Hill chronicles the ‘role played by a key network of American claims-makers who brought the Satanic Ritual Abuse (SRA) scenario to Australia, and later to New Zealand’. These include US social workers Pamela Klein, who promoted lists of "satanic indicators" such as bed wetting, nightmares, or fear of monsters and ghosts and Pamela Hudson, who listed 16 forms of satanic ritual abuse, such as being locked in a cage, being buried in the ground in a coffin or box or seeing children or babies killed. Klein spoke about SRA at a NZ sexual abuse conference in 1990, and Hudson’s ‘indicator list’ was circulated. Summit, MacFarlane, Heger and Finkelhor all addressed Sixth International Conference on Child Abuse and Neglect in Sydney in 1986.

Hill notes that ‘a number of participants in the original McMartin debacle have had a continuing influence on the New Zealand child abuse industry. Roland Summit visited in 1994 at the invitation of Doctors for Sexual Abuse Care… Another McMartin protagonist, Astrid Heger, was invited by DSAC no fewer than 5 times between 1989 and 1996: she and Kee MacFarlane will be in New Zealand next month at an international conference on child abuse whose chief organiser is Robin Fancourt, a New Plymouth paediatrician who notably advanced the ‘Believe the Children’ dogma at the time of the create inquiry in Christchurch. DSAC has also invited the SRA believers Arnon and Marianne Bentovim to New Zealand, as well as a number of the more extreme claims-makers in the recovered memory and multiple personality/dissociation debate.’
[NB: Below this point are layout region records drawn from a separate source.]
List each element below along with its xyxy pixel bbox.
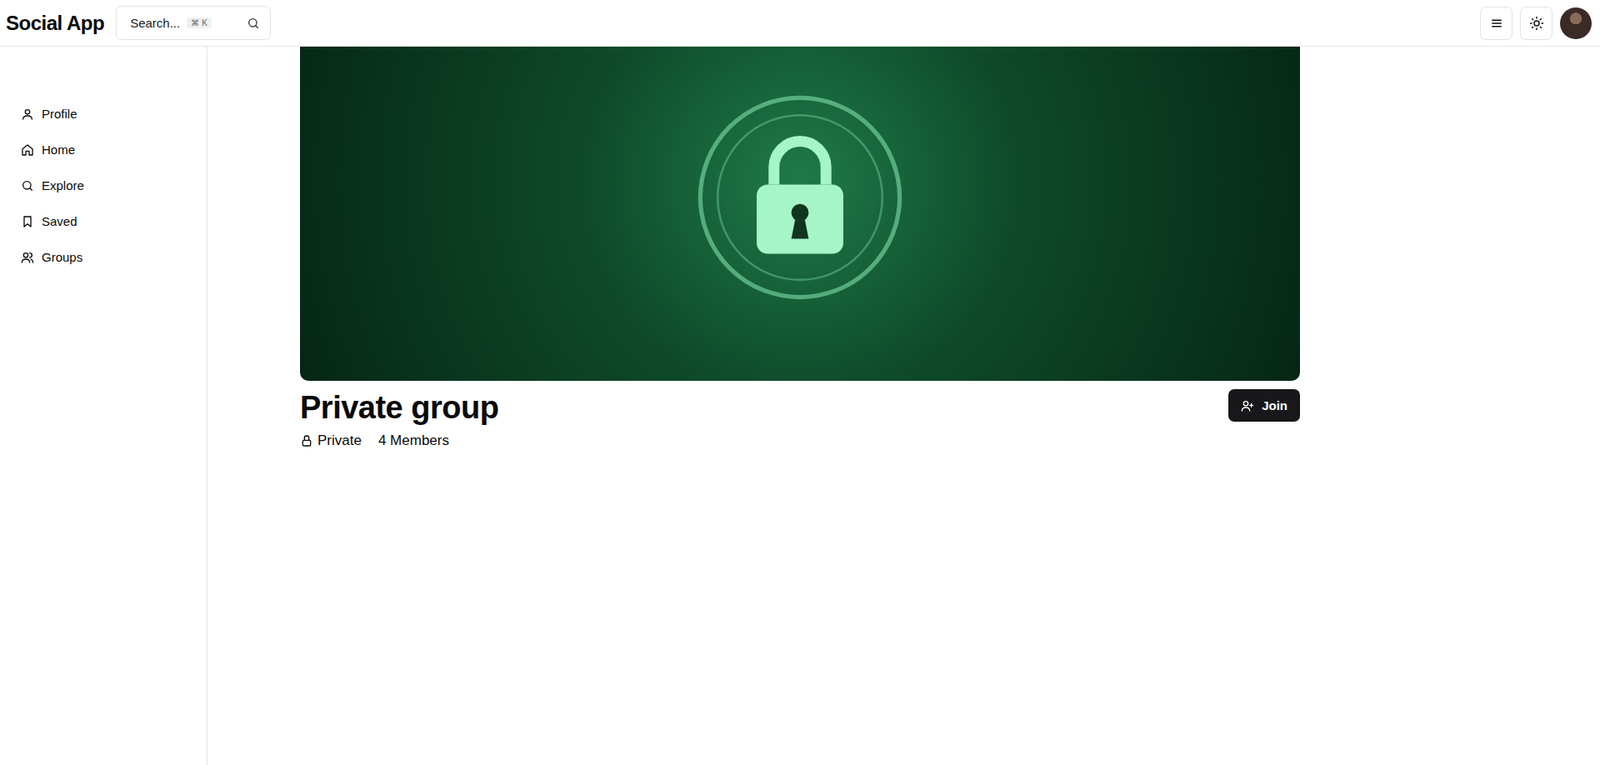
menu-icon [1489,15,1505,31]
group-title: Private group [300,389,499,428]
search-placeholder: Search... [130,15,180,30]
sidebar-item-label: Home [41,142,75,157]
sidebar-item[interactable]: Groups [0,250,207,265]
search-field[interactable]: Search... ⌘K [115,5,271,40]
lock-icon [300,434,314,448]
top-bar: Social App Search... ⌘K [0,0,1600,47]
page: Social App Search... ⌘K Profile Home Explore S… [0,0,1600,765]
sidebar-item-label: Groups [41,250,83,265]
search-icon [20,179,35,193]
home-icon [20,143,35,157]
sidebar-item-label: Explore [41,178,85,193]
user-icon [20,107,35,121]
bookmark-icon [20,215,35,229]
main-content: Private group Private 4 Members Join [207,46,1600,765]
sidebar: Profile Home Explore Saved Groups [0,46,208,765]
theme-toggle-button[interactable] [1520,6,1553,40]
shortcut-key: ⌘ [190,18,200,28]
app-logo[interactable]: Social App [5,11,105,35]
users-icon [20,250,35,265]
group-banner [300,46,1300,381]
sidebar-item-label: Profile [41,106,78,121]
user-avatar[interactable] [1560,7,1592,40]
menu-button[interactable] [1480,6,1513,40]
sun-icon [1529,15,1545,31]
sidebar-item[interactable]: Profile [0,106,207,121]
user-plus-icon [1240,399,1255,413]
sidebar-item[interactable]: Explore [0,178,207,193]
lock-icon [691,89,909,306]
privacy-label: Private [300,432,362,450]
shortcut-key: K [201,18,208,28]
join-button[interactable]: Join [1228,389,1300,422]
member-count[interactable]: 4 Members [378,432,450,450]
group-meta: Private 4 Members [300,432,499,450]
sidebar-item[interactable]: Saved [0,214,207,229]
search-icon [246,16,260,30]
shortcut-hint: ⌘K [186,17,212,29]
sidebar-item-label: Saved [41,214,78,229]
sidebar-item[interactable]: Home [0,142,207,157]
He concludes: ‘As long as such lack of balance persists in the sexual abuse industry there remains a possibility that the SRA scenario will persist… One of the more disturbing features of the last decade is the way in which the uncorroborated claims of Satan-hunters have infiltrated the beliefs of secular professionals and semi-professionals such as psychiatrists, social workers, police, and government administrators. Despite the findings of a growing body of research which would urge scepticism over the SRA scenario and the related issue of therapy-induced pseudomemories, organisations like Doctors for Sexual Abuse Care continue to listen to a select group of true believers and to exclude critical views. In such an atmosphere of professionally-induced credulity, it is possible that Satan’s excellent adventure may not be entirely ended.’
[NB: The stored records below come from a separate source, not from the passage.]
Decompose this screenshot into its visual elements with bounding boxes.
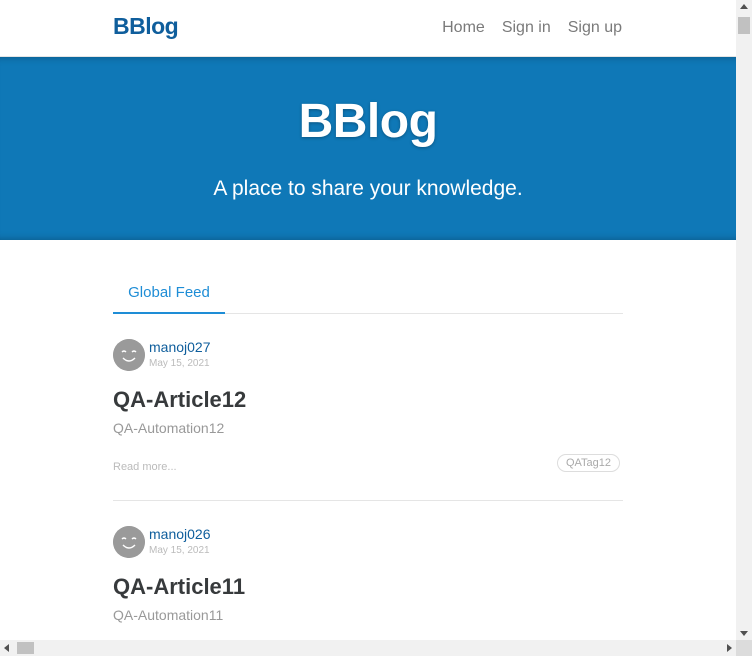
article-title[interactable]: QA-Article12 bbox=[113, 387, 246, 413]
article-preview: manoj027 May 15, 2021 QA-Article12 QA-Au… bbox=[113, 314, 623, 501]
navbar: BBlog Home Sign in Sign up bbox=[0, 0, 736, 57]
scroll-up-arrow-icon[interactable] bbox=[740, 4, 748, 9]
article-date: May 15, 2021 bbox=[149, 545, 210, 556]
horizontal-scroll-thumb[interactable] bbox=[17, 642, 34, 654]
author-link[interactable]: manoj027 bbox=[149, 339, 211, 355]
scroll-left-arrow-icon[interactable] bbox=[4, 644, 9, 652]
page-viewport: BBlog Home Sign in Sign up BBlog A place… bbox=[0, 0, 736, 640]
article-description[interactable]: QA-Automation11 bbox=[113, 607, 223, 623]
vertical-scroll-thumb[interactable] bbox=[738, 17, 750, 34]
brand-logo-link[interactable]: BBlog bbox=[113, 13, 179, 40]
scroll-right-arrow-icon[interactable] bbox=[727, 644, 732, 652]
tab-global-feed[interactable]: Global Feed bbox=[113, 284, 225, 314]
feed-toggle: Global Feed bbox=[113, 240, 623, 314]
nav-sign-in-link[interactable]: Sign in bbox=[502, 19, 551, 37]
banner-subtitle: A place to share your knowledge. bbox=[213, 177, 523, 200]
author-avatar-icon[interactable] bbox=[113, 526, 145, 558]
article-description[interactable]: QA-Automation12 bbox=[113, 420, 224, 436]
author-avatar-icon[interactable] bbox=[113, 339, 145, 371]
feed-container: Global Feed manoj027 May 15, 2021 QA-Art… bbox=[113, 240, 623, 640]
scrollbar-corner bbox=[736, 640, 752, 656]
banner-title: BBlog bbox=[298, 95, 438, 148]
hero-banner: BBlog A place to share your knowledge. bbox=[0, 57, 736, 240]
article-tag[interactable]: QATag12 bbox=[556, 454, 620, 472]
author-link[interactable]: manoj026 bbox=[149, 526, 211, 542]
vertical-scrollbar[interactable] bbox=[736, 0, 752, 640]
nav-links: Home Sign in Sign up bbox=[442, 19, 622, 37]
nav-home-link[interactable]: Home bbox=[442, 19, 485, 37]
horizontal-scrollbar[interactable] bbox=[0, 640, 736, 656]
scroll-down-arrow-icon[interactable] bbox=[740, 631, 748, 636]
article-title[interactable]: QA-Article11 bbox=[113, 574, 245, 600]
read-more-link[interactable]: Read more... bbox=[113, 461, 177, 473]
nav-sign-up-link[interactable]: Sign up bbox=[568, 19, 622, 37]
article-date: May 15, 2021 bbox=[149, 358, 210, 369]
article-preview: manoj026 May 15, 2021 QA-Article11 QA-Au… bbox=[113, 501, 623, 640]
Newsletters received by COSA

FMS Support Groups Newsletter Canada August 1998, Vol 5 No 8

The Canadian FMS group have mounted a comprehensive campaign of letter-writing and lobbying to have the cases of those who claim wrongful conviction and imprisonment (due to testimony based on recovered memories) be reviewed.

FMS Foundation Newsletter – USA

COSA offers a service to members of sending copies of FMSF Newsletter at a cost of $30 per year (including postage)

COSA resources

COSA Information and Suggestion Kits are available below. They have been compiled from the suggestions and experience of COSA members plus written material from a number of sources. They are designed to assist those falsely accused of sexual offences in dealing with the social and legal consequences of such allegations. While this material is offered in good faith, COSA accepts no responsibility for the outcome to individuals using this resource in making decisions on how to act. Sets currently available are:

Set A False sexual allegations during child access and custody disputes (includes: Associated facts and factors; What to do if you fear you might be falsely accused of sexually abusing your children; What to do if you are falsely accused of sexually abusing your children; Incidence of false allegations; Legal precedents in custody disputes)
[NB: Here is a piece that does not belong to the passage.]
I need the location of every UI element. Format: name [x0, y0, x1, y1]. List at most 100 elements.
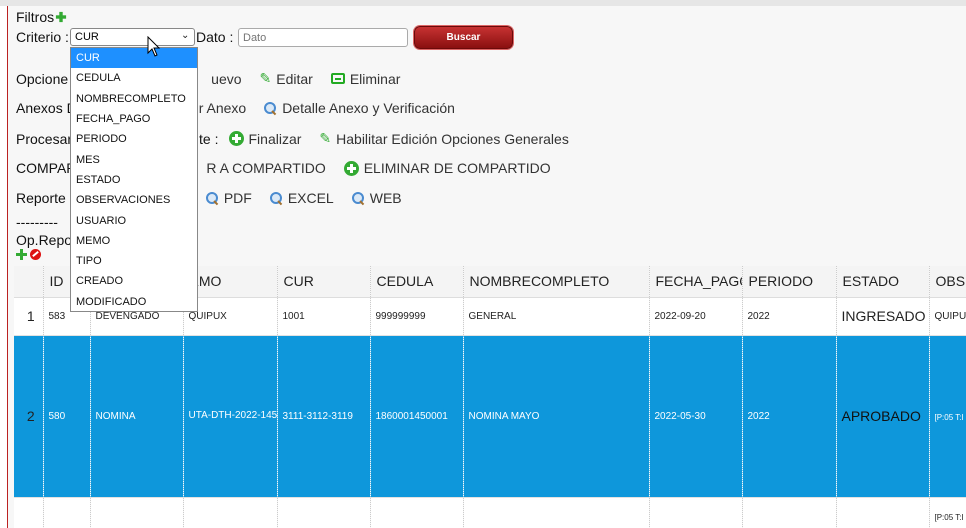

Set B False sexual allegations: criminal charges (includes: Associated facts and factors; What to do if you fear you might be arrested on false charges of sex offending; What to do if you have been arrested on false charges of sex offending).

While COSA may give our members the names of lawyers and other professionals whom we have found helpful in the past, it must be understood that clearly we can take no responsibility for the outcome of individual legal proceedings or other professional assistance.